Ishaan Taroor
February 12, 2015
Ever since the discovery and death of Osama bin Laden in a leafy town not far from Islamabad in May 2011, it’s been an open secret that some element within the Pakistani state must have played a role in giving the world’s most wanted terrorist safe haven.
But for years, Pakistan’s government and its military have publicly denied any connection with harboring bin Laden. The U.S. raid on the al-Qaeda leader’s compound was treated as a surprise and a humiliation. A 2013 report by the Abbottabad Commission, an official government inquiry into the events surrounding bin Laden’s capture, charged Pakistan’s civilian and military establishment with “gross incompetence” that led to “collective failures.” But it said little directly about collusion.
That narrative is starting to change. In an interview with Al Jazeera scheduled to air in April, a retired Pakistani spy chief admitted that it was “probable” Pakistan’s notorious military intelligence agency, known as the ISI, knew of bin Laden’s location. Lt. Gen. Asad Durrani, who headed the ISI in the early 1990s, was speaking to Al Jazeera’s Mehdi Hassan, host of its “Head to Head” program.
Here’s part of Durrani’s response to a question posed by Hassan, asking the former ISI chief how it was possible that the agency could have had no knowledge of bin Laden’s whereabouts.
My assessment […] was it is quite possible that they [the ISI] did not know but it was more probable that they did. And the idea was that at the right time, his location would be revealed. And the right time would have been, when you can get the necessary quid pro quo — if you have someone like Osama bin Laden, you are not going to simply hand him over to the United States.
The implication here is that bin Laden would have been a bargaining chip in the complicated shadow war playing out in the region, as the United States struggled to tamp down a Taliban insurgency in neighboring Afghanistan. The ISI, of course, has played a double game for some time — and is believed to have both helped engineer the creation of the Taliban as well as support other Islamist militant groups that target arch-rival India.
In an expose published last year in the New York Times, veteran reporter Carlotta Gall claimed that the ISI — formally known as the Directorate for Inter-Services Intelligence — even had a special desk dedicated to handling bin Laden.
"It was operated independently, led by an officer who made his own decisions and did not report to a superior," reported Gall. "The desk was wholly deniable by virtually everyone at the ISI — such is how supersecret intelligence units operate — but the top military bosses knew about it, I was told."
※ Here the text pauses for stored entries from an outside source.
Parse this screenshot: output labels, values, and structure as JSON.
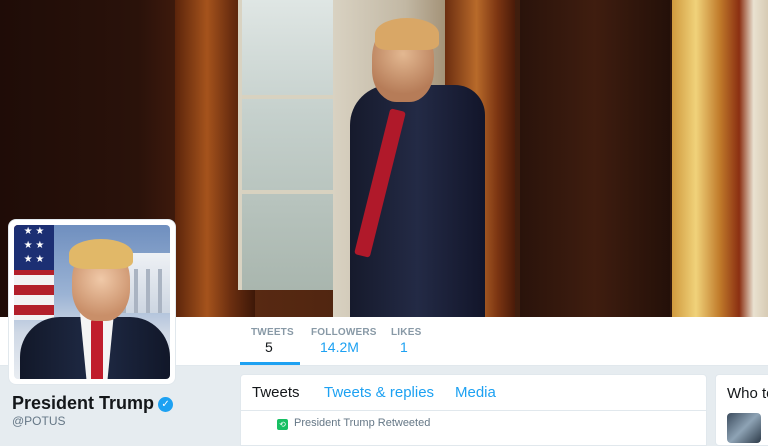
{
  "profile": {
    "name": "President Trump",
    "handle": "@POTUS",
    "verified_glyph": "✓"
  },
  "stats": [
    {
      "label": "TWEETS",
      "value": "5"
    },
    {
      "label": "FOLLOWERS",
      "value": "14.2M"
    },
    {
      "label": "LIKES",
      "value": "1"
    }
  ],
  "tabs": [
    {
      "label": "Tweets"
    },
    {
      "label": "Tweets & replies"
    },
    {
      "label": "Media"
    }
  ],
  "timeline": {
    "retweet_notice": "President Trump Retweeted"
  },
  "sidebar": {
    "who_to_follow_title": "Who to"
  },
  "colors": {
    "accent": "#1da1f2",
    "retweet": "#17bf63",
    "background": "#e6ecf0"
  }
}
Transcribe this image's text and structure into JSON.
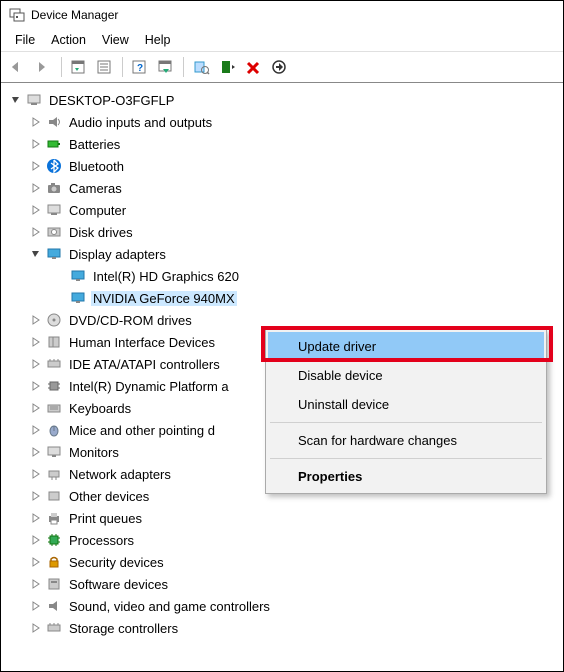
{
  "window": {
    "title": "Device Manager"
  },
  "menu": {
    "file": "File",
    "action": "Action",
    "view": "View",
    "help": "Help"
  },
  "tree": {
    "root": "DESKTOP-O3FGFLP",
    "items": [
      {
        "label": "Audio inputs and outputs"
      },
      {
        "label": "Batteries"
      },
      {
        "label": "Bluetooth"
      },
      {
        "label": "Cameras"
      },
      {
        "label": "Computer"
      },
      {
        "label": "Disk drives"
      },
      {
        "label": "Display adapters"
      },
      {
        "label": "DVD/CD-ROM drives"
      },
      {
        "label": "Human Interface Devices"
      },
      {
        "label": "IDE ATA/ATAPI controllers"
      },
      {
        "label": "Intel(R) Dynamic Platform a"
      },
      {
        "label": "Keyboards"
      },
      {
        "label": "Mice and other pointing d"
      },
      {
        "label": "Monitors"
      },
      {
        "label": "Network adapters"
      },
      {
        "label": "Other devices"
      },
      {
        "label": "Print queues"
      },
      {
        "label": "Processors"
      },
      {
        "label": "Security devices"
      },
      {
        "label": "Software devices"
      },
      {
        "label": "Sound, video and game controllers"
      },
      {
        "label": "Storage controllers"
      }
    ],
    "display_children": [
      {
        "label": "Intel(R) HD Graphics 620"
      },
      {
        "label": "NVIDIA GeForce 940MX"
      }
    ]
  },
  "contextmenu": {
    "update": "Update driver",
    "disable": "Disable device",
    "uninstall": "Uninstall device",
    "scan": "Scan for hardware changes",
    "properties": "Properties"
  }
}
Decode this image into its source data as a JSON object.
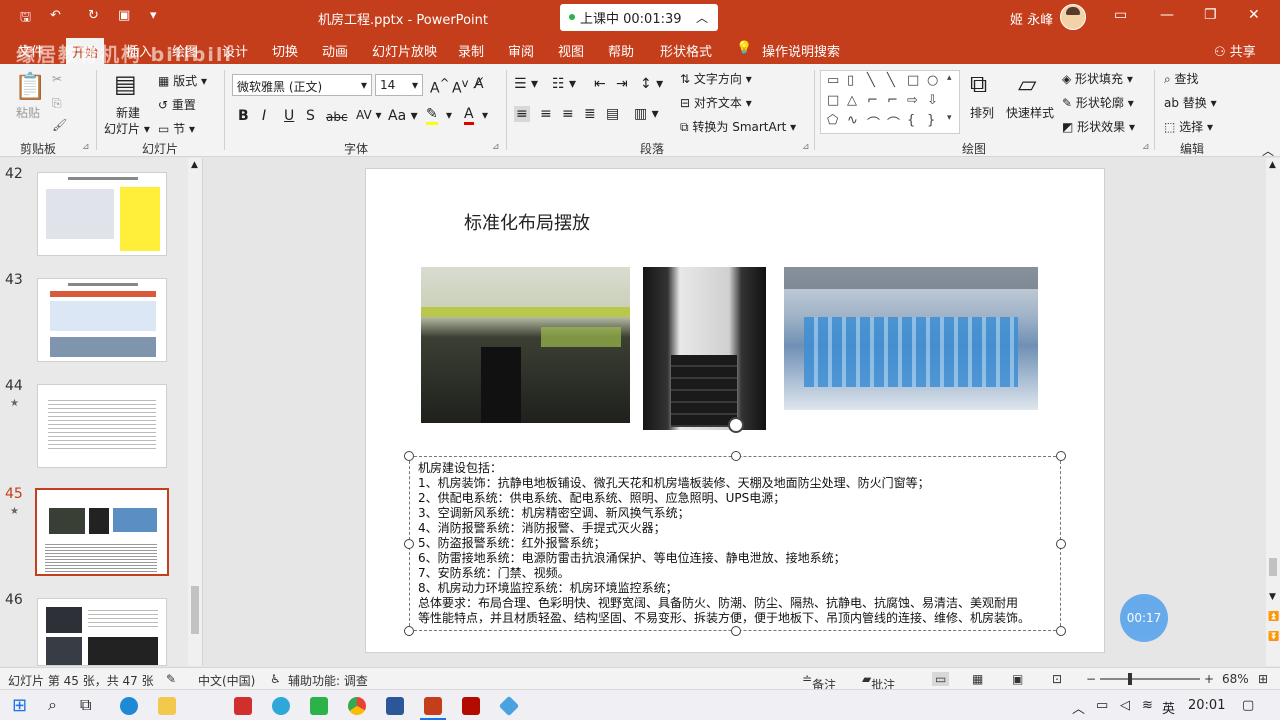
{
  "window": {
    "doc_title": "机房工程.pptx  -  PowerPoint",
    "class_status": "上课中 00:01:39",
    "user": "姬 永峰",
    "share": "共享"
  },
  "tabs": [
    "文件",
    "开始",
    "插入",
    "绘图",
    "设计",
    "切换",
    "动画",
    "幻灯片放映",
    "录制",
    "审阅",
    "视图",
    "帮助",
    "形状格式"
  ],
  "tell_me": "操作说明搜索",
  "watermark": "缘居教育机构 bilibili",
  "ribbon": {
    "clipboard": {
      "paste": "粘贴",
      "label": "剪贴板"
    },
    "slides": {
      "new_slide": "新建",
      "new_slide2": "幻灯片",
      "layout": "版式",
      "reset": "重置",
      "section": "节",
      "label": "幻灯片"
    },
    "font": {
      "name": "微软雅黑 (正文)",
      "size": "14",
      "label": "字体"
    },
    "paragraph": {
      "text_direction": "文字方向",
      "align_text": "对齐文本",
      "smartart": "转换为 SmartArt",
      "label": "段落"
    },
    "drawing": {
      "arrange": "排列",
      "quick_styles": "快速样式",
      "fill": "形状填充",
      "outline": "形状轮廓",
      "effects": "形状效果",
      "label": "绘图"
    },
    "editing": {
      "find": "查找",
      "replace": "替换",
      "select": "选择",
      "label": "编辑"
    }
  },
  "thumbnails": [
    {
      "num": "42",
      "star": ""
    },
    {
      "num": "43",
      "star": ""
    },
    {
      "num": "44",
      "star": "★"
    },
    {
      "num": "45",
      "star": "★"
    },
    {
      "num": "46",
      "star": ""
    }
  ],
  "slide": {
    "title": "标准化布局摆放",
    "lines": [
      "机房建设包括：",
      "1、机房装饰：抗静电地板铺设、微孔天花和机房墙板装修、天棚及地面防尘处理、防火门窗等；",
      "2、供配电系统：供电系统、配电系统、照明、应急照明、UPS电源；",
      "3、空调新风系统：机房精密空调、新风换气系统；",
      "4、消防报警系统：消防报警、手提式灭火器；",
      "5、防盗报警系统：红外报警系统；",
      "6、防雷接地系统：电源防雷击抗浪涌保护、等电位连接、静电泄放、接地系统；",
      "7、安防系统：门禁、视频。",
      "8、机房动力环境监控系统：机房环境监控系统；",
      "总体要求：布局合理、色彩明快、视野宽阔、具备防火、防潮、防尘、隔热、抗静电、抗腐蚀、易清洁、美观耐用",
      "等性能特点，并且材质轻盈、结构坚固、不易变形、拆装方便，便于地板下、吊顶内管线的连接、维修、机房装饰。"
    ]
  },
  "timer_badge": "00:17",
  "status": {
    "slide_info": "幻灯片 第 45 张，共 47 张",
    "language": "中文(中国)",
    "accessibility": "辅助功能: 调查",
    "notes": "备注",
    "comments": "批注",
    "zoom": "68%"
  },
  "tray": {
    "ime": "英",
    "time": "20:01"
  },
  "colors": {
    "accent": "#c43e1c"
  }
}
That’s a claim that’s still difficult to corroborate. But Durrani’s admission offers a glimpse into the opaque workings of institutions like the ISI and the Pakistani military, which has played a domineering role in Pakistani politics for much of the country’s history.
"The admission of incompetence was probably done on political reasons," Durrani tells Al Jazeera, referring to the findings of the 2013 Abbottabad Commission. “As far as the people of Pakistan were concerned, it was going to be very uncomfortable for them that their government, you know, is in cahoots now with the United States and gets hold of Osama bin Laden” — a man who, Durrani says, was “an admired figure” in Pakistan.
Durrani, a noted commentator, has made the last point before. In a piece published by the Atlantic just a few months after bin Laden’s death (and cited also by Politico), the former ISI chief speculated: “If [Pakistan’s] leadership was to choose between inability to defend national borders and complicity with the US … it would rather concede incompetence.”